Kommentierte EntscheidungBeschwerdeentscheidung - Strafsachen (Referent) des UFSW vom 18.02.2011, FSRV/0116-W/10

Selbstanzeige, Darlegung der Verfehlung, mündliche Ergänzung einer schriftlichen Selbstanzeige, Stundung einer Selbstberechnungsabgabe

Rechtssätze

Stammrechtssätze

FSRV/0116-W/10-RS1 Permalink
Im Rahmen der freien Beweiswürdigung kann bei Vorliegen einer schriftlichen Selbstanzeige zu prüfen sein, ob dieser nicht durch mündliche Ergänzungen hinsichtlich der Darlegung der Verfehlung (§ 29 Abs. 2 FinStrG) strafbefreiende Wirkung zukommt.

Entscheidungstext

Beschwerdeentscheidung

Der Unabhängige Finanzsenat als Finanzstrafbehörde zweiter Instanz hat durch das Mitglied des Finanzstrafsenates Wien 3, HR Dr. Michaela Schmutzer, in der Finanzstrafsache gegen R.T., (Bf.) vertreten durch Mag. Dr. Reinhard Lauer, Wirtschaftsprüfer und Steuerberater, 1050 Wien, Brandmayergasse 36/10, wegen des Finanzvergehens der Abgabenhinterziehung gemäß § 33 Abs. 2 lit. a des Finanzstrafgesetzes (FinStrG) über die Beschwerde des Beschuldigten vom 18. Mai 2010 gegen den Bescheid über die Einleitung eines Finanzstrafverfahrens gemäß § 83 Abs. 1 des Finanzstrafgesetzes (FinStrG) des Finanzamtes Wien 2/20/21/22, vertreten durch AR Gerhard Kemedinger, als Finanzstrafbehörde erster Instanz vom 26. April 2010, StrNr. 1,

zu Recht erkannt:

Der Beschwerde wird stattgegeben und der Einleitungsbescheid aufgehoben.

Entscheidungsgründe

Mit Bescheid vom 26. April 2010 hat das Finanzamt für den 2. und 20. Bezirk als Finanzstrafbehörde erster Instanz gegen den Beschwerdeführer (Bf.) zur STRNR. 1 ein Finanzstrafverfahren eingeleitet, weil der Verdacht bestehe, dass dieser im Amtsbereich des Finanzamtes Wien 2/20/21/22 vorsätzlich unter Verletzung der Verpflichtung zur Abgabe von dem § 21 des Umsatzsteuergesetzes entsprechenden Voranmeldungen eine Abgabenhinterziehung an Umsatzsteuervorauszahlungen für den Zeitraum Juni 2009 in der Höhe von € 6.074,09 bewirkt und dies nicht nur für möglich, sondern für gewiss gehalten und dadurch ein Finanzvergehen nach § 33 Abs. 2 lit. a FinStrG begangen hat.

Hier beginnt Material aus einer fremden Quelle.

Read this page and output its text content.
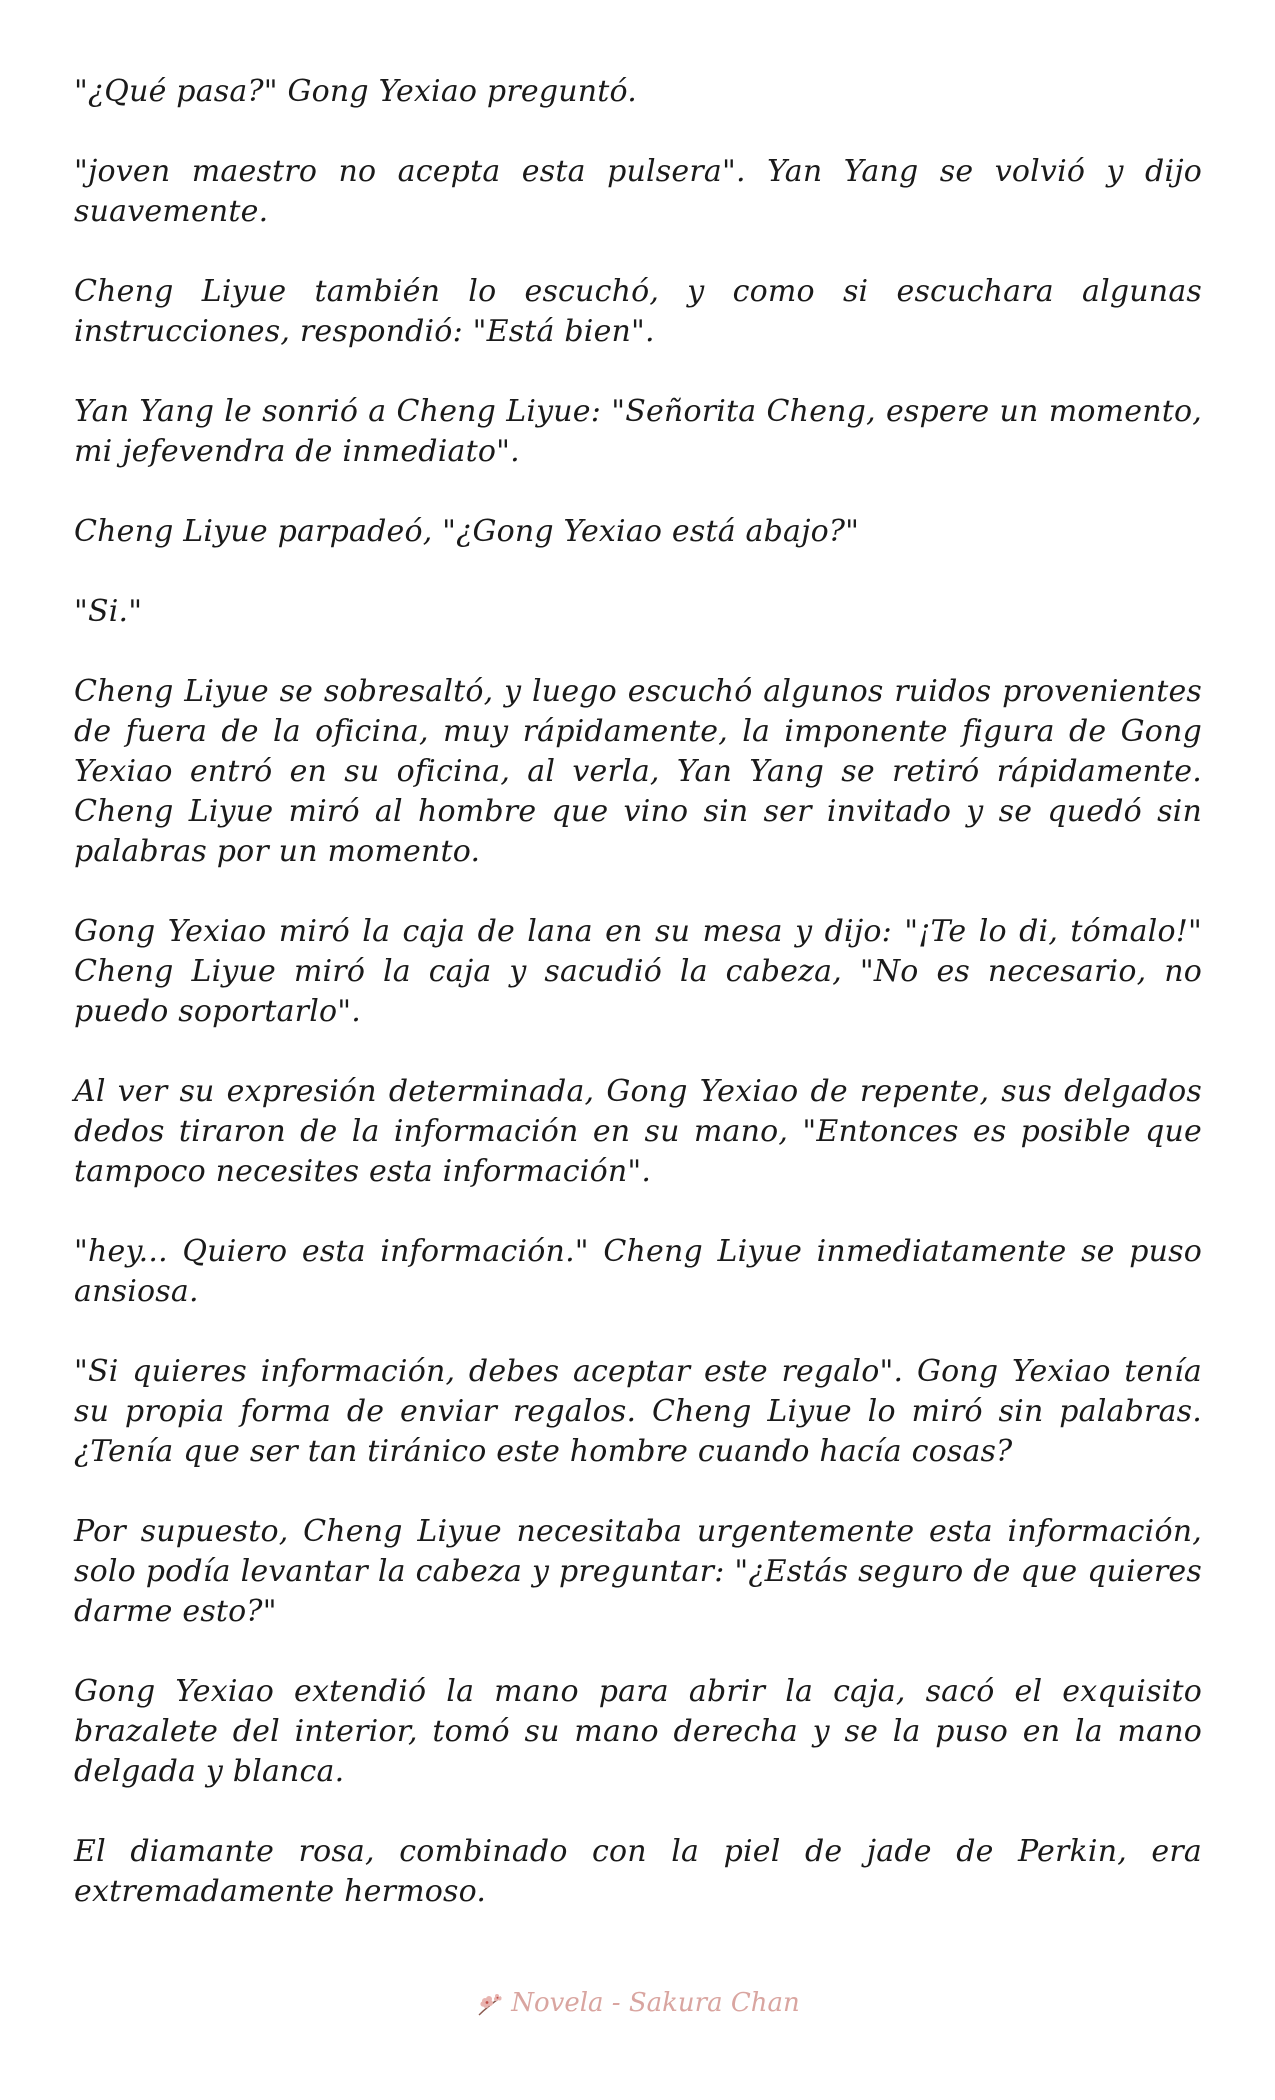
"¿Qué pasa?" Gong Yexiao preguntó.

"joven maestro no acepta esta pulsera". Yan Yang se volvió y dijo suavemente.

Cheng Liyue también lo escuchó, y como si escuchara algunas instrucciones, respondió: "Está bien".

Yan Yang le sonrió a Cheng Liyue: "Señorita Cheng, espere un momento, mi jefevendra de inmediato".

Cheng Liyue parpadeó, "¿Gong Yexiao está abajo?"

"Si."

Cheng Liyue se sobresaltó, y luego escuchó algunos ruidos provenientes de fuera de la oficina, muy rápidamente, la imponente figura de Gong Yexiao entró en su oficina, al verla, Yan Yang se retiró rápidamente. Cheng Liyue miró al hombre que vino sin ser invitado y se quedó sin palabras por un momento.

Gong Yexiao miró la caja de lana en su mesa y dijo: "¡Te lo di, tómalo!" Cheng Liyue miró la caja y sacudió la cabeza, "No es necesario, no puedo soportarlo".

Al ver su expresión determinada, Gong Yexiao de repente, sus delgados dedos tiraron de la información en su mano, "Entonces es posible que tampoco necesites esta información".

"hey... Quiero esta información." Cheng Liyue inmediatamente se puso ansiosa.

"Si quieres información, debes aceptar este regalo". Gong Yexiao tenía su propia forma de enviar regalos. Cheng Liyue lo miró sin palabras. ¿Tenía que ser tan tiránico este hombre cuando hacía cosas?

Por supuesto, Cheng Liyue necesitaba urgentemente esta información, solo podía levantar la cabeza y preguntar: "¿Estás seguro de que quieres darme esto?"

Gong Yexiao extendió la mano para abrir la caja, sacó el exquisito brazalete del interior, tomó su mano derecha y se la puso en la mano delgada y blanca.

El diamante rosa, combinado con la piel de jade de Perkin, era extremadamente hermoso.

Novela - Sakura Chan
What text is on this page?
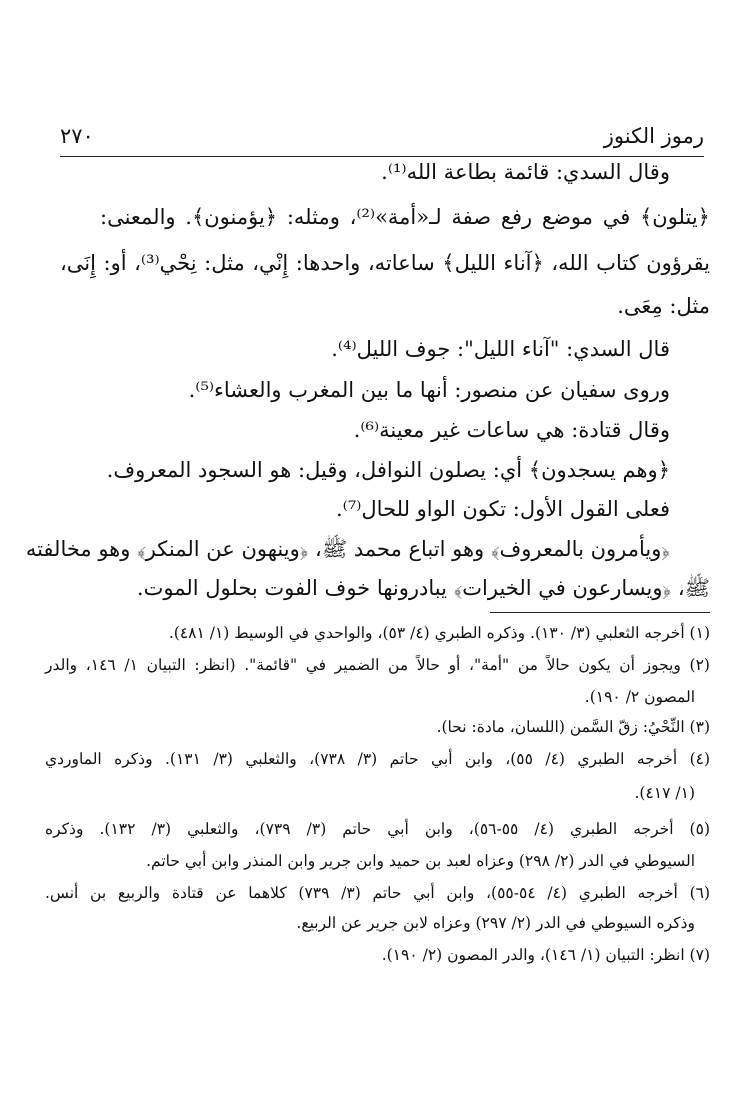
رموز الكنوز
٢٧٠
وقال السدي: قائمة بطاعة الله⁽¹⁾.
﴿يتلون﴾ في موضع رفع صفة لـ«أمة»⁽²⁾، ومثله: ﴿يؤمنون﴾. والمعنى:
يقرؤون كتاب الله، ﴿آناء الليل﴾ ساعاته، واحدها: إِنْي، مثل: نِحْي⁽³⁾، أو: إِنَى،
مثل: مِعَى.
قال السدي: "آناء الليل": جوف الليل⁽⁴⁾.
وروى سفيان عن منصور: أنها ما بين المغرب والعشاء⁽⁵⁾.
وقال قتادة: هي ساعات غير معينة⁽⁶⁾.
﴿وهم يسجدون﴾ أي: يصلون النوافل، وقيل: هو السجود المعروف.
فعلى القول الأول: تكون الواو للحال⁽⁷⁾.
﴿ويأمرون بالمعروف﴾ وهو اتباع محمد ﷺ، ﴿وينهون عن المنكر﴾ وهو مخالفته
ﷺ، ﴿ويسارعون في الخيرات﴾ يبادرونها خوف الفوت بحلول الموت.
(١) أخرجه الثعلبي (٣/ ١٣٠). وذكره الطبري (٤/ ٥٣)، والواحدي في الوسيط (١/ ٤٨١).
(٢) ويجوز أن يكون حالاً من "أمة"، أو حالاً من الضمير في "قائمة". (انظر: التبيان ١/ ١٤٦، والدر
المصون ٢/ ١٩٠).
(٣) النِّحْيُ: زقّ السَّمن (اللسان، مادة: نحا).
(٤) أخرجه الطبري (٤/ ٥٥)، وابن أبي حاتم (٣/ ٧٣٨)، والثعلبي (٣/ ١٣١). وذكره الماوردي
(١/ ٤١٧).
(٥) أخرجه الطبري (٤/ ٥٥-٥٦)، وابن أبي حاتم (٣/ ٧٣٩)، والثعلبي (٣/ ١٣٢). وذكره
السيوطي في الدر (٢/ ٢٩٨) وعزاه لعبد بن حميد وابن جرير وابن المنذر وابن أبي حاتم.
(٦) أخرجه الطبري (٤/ ٥٤-٥٥)، وابن أبي حاتم (٣/ ٧٣٩) كلاهما عن قتادة والربيع بن أنس.
وذكره السيوطي في الدر (٢/ ٢٩٧) وعزاه لابن جرير عن الربيع.
(٧) انظر: التبيان (١/ ١٤٦)، والدر المصون (٢/ ١٩٠).
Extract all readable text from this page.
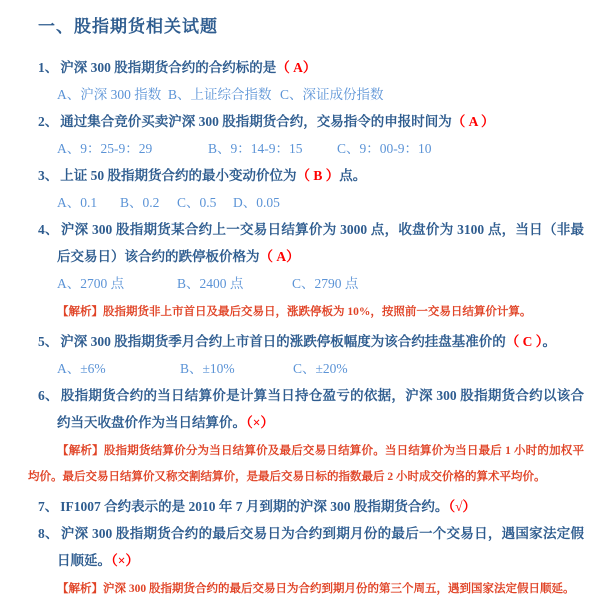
一、股指期货相关试题

1、 沪深 300 股指期货合约的合约标的是（ A）

A、沪深 300 指数 B、上证综合指数 C、深证成份指数

2、 通过集合竞价买卖沪深 300 股指期货合约，交易指令的申报时间为（ A ）

A、9：25-9：29	B、9：14-9：15	C、9：00-9：10

3、 上证 50 股指期货合约的最小变动价位为（ B ）点。

A、0.1	B、0.2	C、0.5	D、0.05

4、 沪深 300 股指期货某合约上一交易日结算价为 3000 点，收盘价为 3100 点，当日（非最后交易日）该合约的跌停板价格为（ A）

A、2700 点	B、2400 点	C、2790 点

【解析】股指期货非上市首日及最后交易日，涨跌停板为 10%，按照前一交易日结算价计算。

5、 沪深 300 股指期货季月合约上市首日的涨跌停板幅度为该合约挂盘基准价的（ C ）。

A、±6%	B、±10%	C、±20%

6、 股指期货合约的当日结算价是计算当日持仓盈亏的依据，沪深 300 股指期货合约以该合约当天收盘价作为当日结算价。（×）

【解析】股指期货结算价分为当日结算价及最后交易日结算价。当日结算价为当日最后 1 小时的加权平均价。最后交易日结算价又称交割结算价，是最后交易日标的指数最后 2 小时成交价格的算术平均价。

7、 IF1007 合约表示的是 2010 年 7 月到期的沪深 300 股指期货合约。（√）

8、 沪深 300 股指期货合约的最后交易日为合约到期月份的最后一个交易日，遇国家法定假日顺延。（×）

【解析】沪深 300 股指期货合约的最后交易日为合约到期月份的第三个周五，遇到国家法定假日顺延。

Zur Begründung führte die Finanzstrafbehörde erster Instanz aus, dass auf Grund einer vom Finanzamt 8/16/17 übermittelten Kontrollmitteilung festgestellt worden sei, dass der Bf. im Juli 2009 Umsatzsteuer in Rechnung gestellt habe, diese der Abgabenbehörde aber weder gemeldet noch den entsprechenden Betrag abgeführt habe. Bei Beginn einer Außenprüfung sei dazu am 20. April 2010 mündlich Selbstanzeige erstattet worden, der jedoch mangels Erfüllung der gesetzlichen Vorgaben keine strafbefreiende Wirkung zukomme.

Gegen diesen Bescheid richtet sich die fristgerechte Beschwerde des Beschuldigten vom 18. Mai 2010, in welcher vorgebracht wird, dass vor Beginn der Betriebsprüfung nicht nur mündlich Selbstanzeige erstattet, sondern auch eine mit 19. April 2010 datierte schriftliche Selbstanzeige übergeben worden sei. Gleichzeitig seien die Umsatzsteuervoranmeldungen übergeben worden und eine Stundung der Umsatzsteuerzahllast bis 31. Mai 2010 beantragt worden. Dem Prüfer seien die Einzelheiten über die Umsatzsteuerschuld dargelegt worden. Zwischenzeitig sei die Schuld auch bereits getilgt worden. Damit lägen alle Voraussetzung für eine strafbefreiende Selbstanzeige vor.

Zur Entscheidung wurde erwogen:

Gemäß § 33 Abs. 2 lit. a FinStrG macht sich einer Abgabenhinterziehung schuldig, wer vorsätzlich unter Verletzung der Verpflichtung zur Abgabe von dem § 21 des Umsatzsteuergesetzes 1994 entsprechenden Voranmeldungen eine Verkürzung von Umsatzsteuer (Vorauszahlungen oder Gutschriften) bewirkt und dies nicht nur für möglich, sondern für gewiss hält.

Gemäß § 8 Abs. 1 FinStrG handelt vorsätzlich, wer einen Sachverhalt verwirklichen will, der einem gesetzlichen Tatbild entspricht; dazu genügt es, dass der Täter diese Verwirklichung ernstlich für möglich hält und sich mit ihr abfindet.

Die Finanzstrafbehörde erster Instanz nahm die Feststellungen einer Umsatzsteuernachschau für den Zeitraum Juni 2009 bis Dezember 2009 zum Anlass, um gegen den Bf. ein Finanzstrafverfahren einzuleiten.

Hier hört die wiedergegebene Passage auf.